Wczoraj na targu ogladajac jednen z nieziemskich materialow, zdaje mi sie slyszec za plecami jezyk polski...
I osiwialam widzac dwie kobiety ubrane w Sari, pokolczykowane... slowem bardzo indyjskie... rozmawiajace ze soba po polsku z kieleckim akcentem. Sa tu od 3 lat - przystapily do Hary Krischna (przepraszam za wszystkie przekrecenia slowno-gramatyczne). Zapytane skad tu sie wziely , mowia: "No tak przyjechalysmy... A co, dobrze nam tu" ... i sobie poszly.... No to jak im dobrze to mi tez...

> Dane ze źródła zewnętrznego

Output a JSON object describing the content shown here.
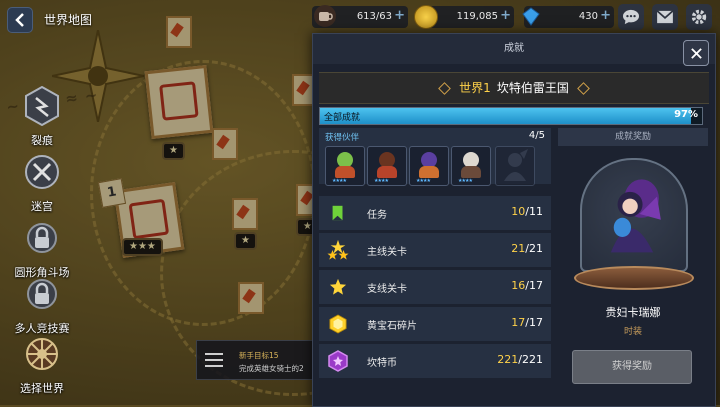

Miska albo TSERING YANG ZOM (moje tybetanskie imie oznaczajace dlugie zycie, dobrobyt i zdolnosc gromadzenie wokol siebie ludzi ktorych kocham)
Giom albo TSERING DONDUP ( dlugie zycie i zdolnosc osiagania tego co pragnie osiagnac)
Z takimi imionami niezle nam sie przyszlosc zapowiada, co?

Jestem, jestem, jestem...


Wychodzi na to ze jestem tu juz od tygodnia i te siedem dni niestreszczone Wam, ciezko bedzie mi strescic w tej chwili...
Pisze do Was z biura w ktorym przez jakis moment bede pracowac. Jakis moment oznacza nie mniej ni wiecej jak okres czasu w ktorym zdecyduje dokladnie o temacie mojej pracy. Nadchodzace dni poswiecam zatem na spotkania z ludzmi ktorzy pracuja w Deli nad edukacja o nieprzemoc/ pokoj. Rozmowy i wywiady z nimi pozwola mi zadecydowac czym dokladnie sie zajme. Opcje sa dwie:
- wprowadzaniem edukacji pokojowej do programow szkolnych w polodniowo-zachodnim regionie Indii- co oznaczaloby wyjazd do regionu nieco trudniejszego ale bardzo ciekawego... (jak macie ochote poszperac w necie region nazywa sie Manipur) lub
- polityka edukacyjna dla uchodzcow z Tybetu - co oznaczaloby przyjemne podrozowanie po szkolach i koloniach dla uchodzcow tybetanskich na polnocy Indii...
Te sprawy ustatkuja sie niebawem i pod koniec maja powinnismy opuscic Delhi...

A oposcic je nalezy gdyz:
- najprosciej rzecz biorac ... jest bardzo goraco... nie tak tanio jakby sie chcialo... nie tak cicho jak na naszej francuskiej wiosce... nie tak spokojnie jak u babci w ogrodzie... Delhi to czyste azjatyckie szalenstwo ktore mozna zniesc przez jakis czas ale niezadlugo...
Ciagnace sie moze ludzi, samochodow, rowerow, traktorow, krow, morotow, riksz i auto-riksz nieulatwia nam prostego przejscia przez ulice... kazde przekroczenie bulwaru oznacza dobre 10 min staran i wypartywania czy moze wlasnie teraz uda nam sie uchronic zycie przed pedzacymi loko-potworami... i tak zawsze konczymy na slepym podazaniu za jakim delijczykiem ktory jak sobie mowimy "wie co robi"...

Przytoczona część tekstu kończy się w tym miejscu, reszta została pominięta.